Что̀ же это за пьесы видѣла лавочница? Не попала-ли она въ трагедію, что барыня все шлепалась? И вдругъ Петьку осѣнило: на театральномъ занавѣсѣ была изображена большая женская фигура—муза съ двумя масками, трагической и комической. Занавѣсъ, разумѣется, падалъ въ антрактахъ, вотъ вамъ и барыня, которая все шлепалась! И это-то шлепанье больше всего и занимало почтенную лавочницу, все же, что говорили и пѣли артисты, было для нея только «та-та-та, тра-ла-ла!» Тѣмъ не менѣе она осталась вполнѣ довольна, да и Петька съ госпожею Габріэль были довольны не меньше ея. Госпожа Габріэль слушала ея повѣствованіе съ выраженіемъ изумленія и умственнаго превосходства на лицѣ; еще бы! она, вѣдь, по словамъ аптекаря, вынесла, въ роли кормилицы, на своихъ плечахъ всю Шекспировскую трагедію! Выраженіе «барыня шлепнулась», объясненное Петькой, скоро сдѣлалось въ домѣ Габріэль ходячею остротою: стоило упасть ребенку, полоскательной чашкѣ, или какой-нибудь мебели, сейчасъ раздавалось: «барыня шлепнулась!» «Такъ-то создаются пословицы и поговорки!» сказалъ господинъ Габріэль, который на все смотрѣлъ съ научной точки зрѣнія.

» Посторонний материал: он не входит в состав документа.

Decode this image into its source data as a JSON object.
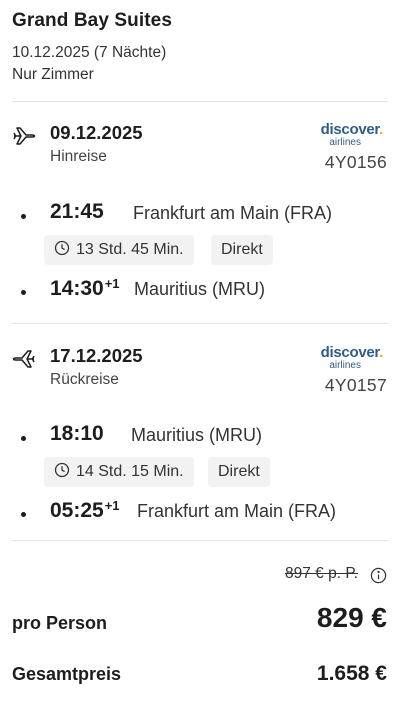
{
  "hotel": {
    "name": "Grand Bay Suites",
    "dates": "10.12.2025 (7 Nächte)",
    "board": "Nur Zimmer"
  },
  "outbound": {
    "date": "09.12.2025",
    "direction": "Hinreise",
    "airline_logo": "discover",
    "airline_logo_sub": "airlines",
    "flight_number": "4Y0156",
    "departure_time": "21:45",
    "departure_place": "Frankfurt am Main (FRA)",
    "duration": "13 Std. 45 Min.",
    "stops": "Direkt",
    "arrival_time": "14:30",
    "arrival_day_offset": "+1",
    "arrival_place": "Mauritius (MRU)",
    "icon": "plane-departure-icon"
  },
  "return": {
    "date": "17.12.2025",
    "direction": "Rückreise",
    "airline_logo": "discover",
    "airline_logo_sub": "airlines",
    "flight_number": "4Y0157",
    "departure_time": "18:10",
    "departure_place": "Mauritius (MRU)",
    "duration": "14 Std. 15 Min.",
    "stops": "Direkt",
    "arrival_time": "05:25",
    "arrival_day_offset": "+1",
    "arrival_place": "Frankfurt am Main (FRA)",
    "icon": "plane-return-icon"
  },
  "pricing": {
    "old_price": "897 € p. P.",
    "per_person_label": "pro Person",
    "per_person_price": "829 €",
    "total_label": "Gesamtpreis",
    "total_price": "1.658 €"
  },
  "colors": {
    "airline_brand": "#2f5d8a",
    "airline_dot": "#f5a623",
    "chip_bg": "#f2f2f2",
    "divider": "#e3e3e3"
  }
}
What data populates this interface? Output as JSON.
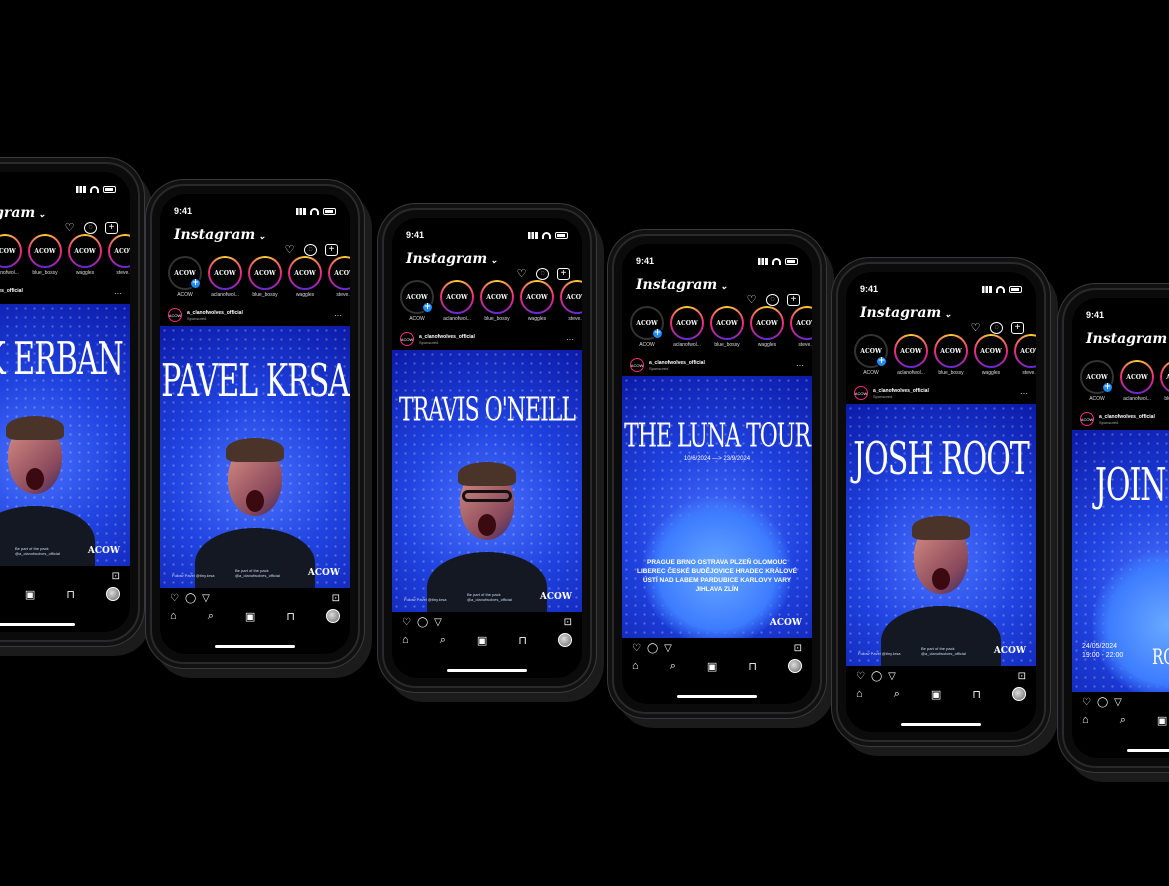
{
  "status_time": "9:41",
  "app_name": "Instagram",
  "app_chevron": "⌄",
  "brand_mark": "ACOW",
  "sponsored_account": "a_clanofwolves_official",
  "sponsored_label": "Sponsored",
  "stories": [
    {
      "name": "ACOW",
      "own": true
    },
    {
      "name": "aclanofwol...",
      "own": false
    },
    {
      "name": "blue_bossy",
      "own": false
    },
    {
      "name": "waggles",
      "own": false
    },
    {
      "name": "steve.lo",
      "own": false
    }
  ],
  "icons": {
    "heart": "♡",
    "messenger": "◌",
    "new_post": "+",
    "comment": "◯",
    "share": "▽",
    "save": "⊡",
    "home": "⌂",
    "search": "⌕",
    "reels": "▣",
    "shop": "⊓",
    "more": "···"
  },
  "phones": [
    {
      "title": "NIK ERBAN",
      "kind": "artist"
    },
    {
      "title": "PAVEL KRSA",
      "kind": "artist"
    },
    {
      "title": "TRAVIS O'NEILL",
      "kind": "artist_glasses"
    },
    {
      "title": "THE LUNA TOUR",
      "kind": "tour"
    },
    {
      "title": "JOSH ROOT",
      "kind": "artist"
    },
    {
      "title": "JOIN THE",
      "kind": "event"
    }
  ],
  "tour": {
    "dates": "10/6/2024 —> 23/9/2024",
    "cities": "PRAGUE  BRNO  OSTRAVA  PLZEŇ  OLOMOUC  LIBEREC  ČESKÉ BUDĚJOVICE  HRADEC KRÁLOVÉ  ÚSTÍ NAD LABEM  PARDUBICE  KARLOVY VARY  JIHLAVA  ZLÍN"
  },
  "event": {
    "date": "24/05/2024",
    "time": "19:00 - 22:00",
    "venue": "ROXY"
  },
  "fineprint": {
    "left": "Follow Pavel @tiny.krsa",
    "right": "Be part of the pack @a_clanofwolves_official"
  },
  "colors": {
    "background": "#000000",
    "post_blue": "#2043e0",
    "story_ring": "#ee2a7b",
    "badge_blue": "#1d8cf8"
  }
}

Въ вечеръ подъ Новый Годъ вся семья Габріэль стояла со стаканами пунша въ рукахъ; это былъ единственный стаканъ, выпиваемый въ году господиномъ Габріэлемъ,—пуншъ былъ вреденъ для его желудка. Вотъ часы начали бить, всѣ выпили въ честь наступающаго Новаго Года, сосчитали удары часовъ и послѣ двѣнадцатаго весело прокричали: «барыня шлепнулась!» Затѣмъ опять пошли дни за днями. На Троицѣ Петькиному пребыванію въ домѣ Габріэль должно было исполниться два года.